SUVA, Fiji (Fijilive, Sept. 23, 2013) – Fijians are getting empowered through broadband access, Prime Minister Voreqe Bainimarama told a United Nations gathering today.

In his address to the High Level Forum on South-South Cooperation for Sustainable Development - Investing in Broadband, the Prime Minister said "an extraordinary revolution" was taking place as more and more parts of the country gain access to affordable broadband.

"Whatever the marvels of the technology involved, it is the positive effect on the lives of our people that makes Fiji an illuminating case study," the Prime Minister said.

Bainimarama urged nations embarking on a broadband development programme to make broadband affordable, encourage competition, develop a partnership between Government and the private sector, institute a regulatory framework that is fair, efficient and transparent, and have zero tolerance for corruption especially when it comes to spectrum allocation.

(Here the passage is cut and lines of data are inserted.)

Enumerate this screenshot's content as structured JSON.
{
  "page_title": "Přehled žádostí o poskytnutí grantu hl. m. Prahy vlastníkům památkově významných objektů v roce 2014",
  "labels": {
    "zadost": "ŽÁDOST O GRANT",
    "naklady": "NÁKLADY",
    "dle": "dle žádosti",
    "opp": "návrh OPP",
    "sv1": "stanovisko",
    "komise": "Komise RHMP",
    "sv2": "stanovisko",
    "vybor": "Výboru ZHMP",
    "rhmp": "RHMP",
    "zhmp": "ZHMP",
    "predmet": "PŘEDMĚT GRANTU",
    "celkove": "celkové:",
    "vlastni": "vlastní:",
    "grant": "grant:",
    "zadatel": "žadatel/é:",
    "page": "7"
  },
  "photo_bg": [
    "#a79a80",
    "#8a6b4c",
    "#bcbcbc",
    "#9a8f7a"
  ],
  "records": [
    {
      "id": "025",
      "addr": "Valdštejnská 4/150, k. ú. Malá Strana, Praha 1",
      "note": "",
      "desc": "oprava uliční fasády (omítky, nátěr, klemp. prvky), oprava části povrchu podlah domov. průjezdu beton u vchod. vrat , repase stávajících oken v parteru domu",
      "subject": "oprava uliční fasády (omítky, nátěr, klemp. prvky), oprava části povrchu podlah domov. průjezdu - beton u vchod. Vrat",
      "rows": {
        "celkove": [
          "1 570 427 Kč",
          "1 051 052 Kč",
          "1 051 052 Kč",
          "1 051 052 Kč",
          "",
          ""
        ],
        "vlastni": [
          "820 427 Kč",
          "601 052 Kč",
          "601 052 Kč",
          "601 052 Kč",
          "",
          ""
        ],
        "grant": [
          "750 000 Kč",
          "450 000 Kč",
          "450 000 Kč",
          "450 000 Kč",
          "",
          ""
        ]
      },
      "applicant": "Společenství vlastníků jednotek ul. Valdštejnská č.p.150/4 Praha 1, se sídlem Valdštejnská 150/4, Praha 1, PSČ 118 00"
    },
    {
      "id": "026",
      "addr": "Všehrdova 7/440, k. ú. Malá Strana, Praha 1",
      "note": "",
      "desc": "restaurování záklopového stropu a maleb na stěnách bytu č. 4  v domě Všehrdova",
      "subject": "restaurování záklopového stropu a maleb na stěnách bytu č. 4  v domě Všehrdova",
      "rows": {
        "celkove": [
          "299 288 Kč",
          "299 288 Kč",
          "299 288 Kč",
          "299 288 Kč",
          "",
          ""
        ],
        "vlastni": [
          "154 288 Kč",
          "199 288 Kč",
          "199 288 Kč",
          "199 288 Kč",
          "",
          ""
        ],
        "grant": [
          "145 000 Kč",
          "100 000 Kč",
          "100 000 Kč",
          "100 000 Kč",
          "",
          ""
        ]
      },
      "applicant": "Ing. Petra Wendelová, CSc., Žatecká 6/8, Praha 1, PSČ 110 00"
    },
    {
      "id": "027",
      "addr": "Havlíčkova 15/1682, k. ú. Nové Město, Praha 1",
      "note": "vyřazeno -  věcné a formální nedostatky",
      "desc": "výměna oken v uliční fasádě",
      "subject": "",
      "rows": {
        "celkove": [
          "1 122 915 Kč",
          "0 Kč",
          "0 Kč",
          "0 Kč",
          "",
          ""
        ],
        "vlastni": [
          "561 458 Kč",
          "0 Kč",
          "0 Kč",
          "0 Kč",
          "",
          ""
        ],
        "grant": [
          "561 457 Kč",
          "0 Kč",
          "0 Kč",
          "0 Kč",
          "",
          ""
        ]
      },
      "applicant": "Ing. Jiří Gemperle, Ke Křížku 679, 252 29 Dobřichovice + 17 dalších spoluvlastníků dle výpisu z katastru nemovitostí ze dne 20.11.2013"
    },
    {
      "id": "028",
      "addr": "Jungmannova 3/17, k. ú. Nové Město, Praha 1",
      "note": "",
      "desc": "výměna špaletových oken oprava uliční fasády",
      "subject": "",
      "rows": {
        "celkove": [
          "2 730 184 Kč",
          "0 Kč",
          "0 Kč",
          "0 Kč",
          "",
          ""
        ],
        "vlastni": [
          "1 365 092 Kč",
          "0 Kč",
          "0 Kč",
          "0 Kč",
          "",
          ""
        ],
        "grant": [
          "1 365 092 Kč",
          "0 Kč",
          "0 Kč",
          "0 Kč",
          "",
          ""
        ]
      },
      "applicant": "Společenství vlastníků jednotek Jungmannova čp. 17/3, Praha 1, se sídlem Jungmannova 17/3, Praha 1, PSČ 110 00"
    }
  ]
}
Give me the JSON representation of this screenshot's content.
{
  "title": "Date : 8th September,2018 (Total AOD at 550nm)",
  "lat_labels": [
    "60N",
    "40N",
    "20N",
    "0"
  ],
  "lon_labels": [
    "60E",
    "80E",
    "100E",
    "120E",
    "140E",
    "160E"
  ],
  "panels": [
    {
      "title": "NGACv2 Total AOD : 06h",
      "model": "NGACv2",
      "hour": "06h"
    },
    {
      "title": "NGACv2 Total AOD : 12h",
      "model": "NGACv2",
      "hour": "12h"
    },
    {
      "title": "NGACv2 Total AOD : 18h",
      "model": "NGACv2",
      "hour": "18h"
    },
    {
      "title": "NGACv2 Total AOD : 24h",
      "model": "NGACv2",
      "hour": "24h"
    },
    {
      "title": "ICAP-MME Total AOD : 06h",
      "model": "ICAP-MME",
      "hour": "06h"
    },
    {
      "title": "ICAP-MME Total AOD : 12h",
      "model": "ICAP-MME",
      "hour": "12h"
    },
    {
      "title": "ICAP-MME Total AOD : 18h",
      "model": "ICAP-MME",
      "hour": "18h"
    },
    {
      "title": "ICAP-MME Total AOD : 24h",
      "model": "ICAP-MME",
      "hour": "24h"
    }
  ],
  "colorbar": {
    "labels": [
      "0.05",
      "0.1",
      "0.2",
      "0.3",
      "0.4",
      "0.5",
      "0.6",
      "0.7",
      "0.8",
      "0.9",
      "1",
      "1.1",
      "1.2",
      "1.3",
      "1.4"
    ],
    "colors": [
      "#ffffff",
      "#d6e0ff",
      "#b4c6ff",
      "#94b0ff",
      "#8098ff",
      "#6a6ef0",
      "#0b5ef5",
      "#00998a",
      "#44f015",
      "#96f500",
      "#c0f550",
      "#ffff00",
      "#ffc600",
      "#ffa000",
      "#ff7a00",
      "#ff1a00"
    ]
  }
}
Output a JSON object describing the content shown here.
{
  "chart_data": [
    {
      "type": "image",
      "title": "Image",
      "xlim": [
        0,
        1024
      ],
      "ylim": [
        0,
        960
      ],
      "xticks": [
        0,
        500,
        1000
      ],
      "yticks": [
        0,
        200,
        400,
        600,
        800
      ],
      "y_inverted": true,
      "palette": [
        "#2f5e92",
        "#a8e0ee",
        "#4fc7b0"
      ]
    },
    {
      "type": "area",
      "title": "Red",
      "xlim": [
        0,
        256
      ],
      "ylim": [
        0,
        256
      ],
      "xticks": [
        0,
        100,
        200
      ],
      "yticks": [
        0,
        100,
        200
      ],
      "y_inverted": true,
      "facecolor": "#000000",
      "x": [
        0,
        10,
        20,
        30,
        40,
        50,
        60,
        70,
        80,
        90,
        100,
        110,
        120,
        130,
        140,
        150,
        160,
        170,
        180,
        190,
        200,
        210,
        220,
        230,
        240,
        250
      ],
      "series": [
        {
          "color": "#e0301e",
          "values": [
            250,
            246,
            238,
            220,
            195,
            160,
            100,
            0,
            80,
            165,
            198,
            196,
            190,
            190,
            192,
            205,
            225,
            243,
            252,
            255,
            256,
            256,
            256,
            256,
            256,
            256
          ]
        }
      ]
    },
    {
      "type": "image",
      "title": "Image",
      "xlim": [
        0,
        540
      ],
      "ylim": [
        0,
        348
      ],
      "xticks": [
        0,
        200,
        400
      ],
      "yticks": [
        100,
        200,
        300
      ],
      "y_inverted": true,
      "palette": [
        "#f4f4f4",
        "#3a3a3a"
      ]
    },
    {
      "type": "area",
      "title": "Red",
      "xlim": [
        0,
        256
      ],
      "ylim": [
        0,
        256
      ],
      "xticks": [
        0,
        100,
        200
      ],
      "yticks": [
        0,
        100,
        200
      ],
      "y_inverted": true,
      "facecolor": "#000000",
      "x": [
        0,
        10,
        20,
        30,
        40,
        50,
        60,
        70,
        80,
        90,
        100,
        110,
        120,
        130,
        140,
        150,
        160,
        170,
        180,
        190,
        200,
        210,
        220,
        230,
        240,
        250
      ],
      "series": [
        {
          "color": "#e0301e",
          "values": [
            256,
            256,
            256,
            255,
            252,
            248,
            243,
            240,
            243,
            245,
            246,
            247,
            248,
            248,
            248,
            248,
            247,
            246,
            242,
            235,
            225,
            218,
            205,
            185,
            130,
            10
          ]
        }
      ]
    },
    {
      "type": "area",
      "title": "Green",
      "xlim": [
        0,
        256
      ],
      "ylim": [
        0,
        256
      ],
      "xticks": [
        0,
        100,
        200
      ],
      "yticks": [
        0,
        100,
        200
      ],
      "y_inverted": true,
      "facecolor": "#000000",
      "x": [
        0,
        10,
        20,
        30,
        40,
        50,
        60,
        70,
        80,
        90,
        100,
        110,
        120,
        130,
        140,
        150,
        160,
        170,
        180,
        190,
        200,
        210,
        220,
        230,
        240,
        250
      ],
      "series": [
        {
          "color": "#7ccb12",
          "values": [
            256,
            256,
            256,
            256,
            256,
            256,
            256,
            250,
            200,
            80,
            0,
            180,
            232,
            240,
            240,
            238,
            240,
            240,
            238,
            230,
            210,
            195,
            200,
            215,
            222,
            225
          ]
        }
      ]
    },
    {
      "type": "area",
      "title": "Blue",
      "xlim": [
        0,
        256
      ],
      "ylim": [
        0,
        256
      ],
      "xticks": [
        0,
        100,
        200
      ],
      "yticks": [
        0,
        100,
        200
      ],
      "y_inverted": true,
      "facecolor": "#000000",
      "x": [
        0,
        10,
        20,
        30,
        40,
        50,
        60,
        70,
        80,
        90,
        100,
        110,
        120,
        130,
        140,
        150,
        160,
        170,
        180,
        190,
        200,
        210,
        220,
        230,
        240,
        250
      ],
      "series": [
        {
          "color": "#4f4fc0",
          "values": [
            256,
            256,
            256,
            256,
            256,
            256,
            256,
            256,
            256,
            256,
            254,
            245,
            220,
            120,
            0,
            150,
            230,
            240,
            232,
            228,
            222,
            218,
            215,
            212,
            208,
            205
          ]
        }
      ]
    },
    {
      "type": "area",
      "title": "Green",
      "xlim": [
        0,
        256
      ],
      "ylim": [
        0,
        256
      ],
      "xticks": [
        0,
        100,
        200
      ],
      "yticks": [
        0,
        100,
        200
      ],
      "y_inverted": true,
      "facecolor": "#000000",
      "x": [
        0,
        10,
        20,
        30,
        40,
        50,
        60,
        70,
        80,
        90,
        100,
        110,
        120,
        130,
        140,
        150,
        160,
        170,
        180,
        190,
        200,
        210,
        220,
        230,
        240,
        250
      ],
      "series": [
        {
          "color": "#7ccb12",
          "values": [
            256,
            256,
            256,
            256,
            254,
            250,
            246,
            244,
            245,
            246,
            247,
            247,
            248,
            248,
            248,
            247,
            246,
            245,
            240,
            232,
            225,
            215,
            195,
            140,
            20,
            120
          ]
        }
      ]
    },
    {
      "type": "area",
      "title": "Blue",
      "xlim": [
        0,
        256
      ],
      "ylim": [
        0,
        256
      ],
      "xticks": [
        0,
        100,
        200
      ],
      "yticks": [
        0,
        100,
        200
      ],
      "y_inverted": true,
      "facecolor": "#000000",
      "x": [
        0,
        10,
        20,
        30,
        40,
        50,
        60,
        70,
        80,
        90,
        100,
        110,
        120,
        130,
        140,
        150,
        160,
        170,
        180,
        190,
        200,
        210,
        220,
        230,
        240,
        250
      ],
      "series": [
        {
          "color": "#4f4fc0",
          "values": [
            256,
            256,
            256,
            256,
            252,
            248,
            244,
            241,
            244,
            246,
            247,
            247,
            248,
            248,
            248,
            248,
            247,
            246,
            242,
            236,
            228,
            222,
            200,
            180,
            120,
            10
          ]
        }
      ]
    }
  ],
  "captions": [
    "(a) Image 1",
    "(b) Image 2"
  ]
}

"The competition we’ve created has driven down the cost of connectivity.

And we’ve worked hard to remove systemic corruption and inefficiency in telecommunications, just as we have in the country as a whole," he said.

The Prime Minister asserted that Fiji expects broadband access to be a social equalizer, helping to eliminate the disparities between rural and urban residents, helping to lift the poor, and opening connections among people.

"For a small island developing state like our own, strung out over vast distances of ocean, high speed cable access was neither affordable nor practical, so mobile broadband was the only viable and immediate option," he said.

He said setting up telecentres helped reach remote communities.

About 40,000 people now access the 15 telecentres.

"I get a huge thrill from opening these facilities because of the delighted looks on the faces of ordinary Fijians as a door is suddenly opened to them," he said.

"It is the door to a world of opportunity." "Our goal is 100 per cent coverage through a universal service access initiative that will offer subsidies to telecommunications companies to put infrastructure in very remote areas." "The hope is to reach every Fijian, because we all know the risk of not doing so.

If we do not spread the advantages of the digital age to all, then technology will actually create even greater disparities."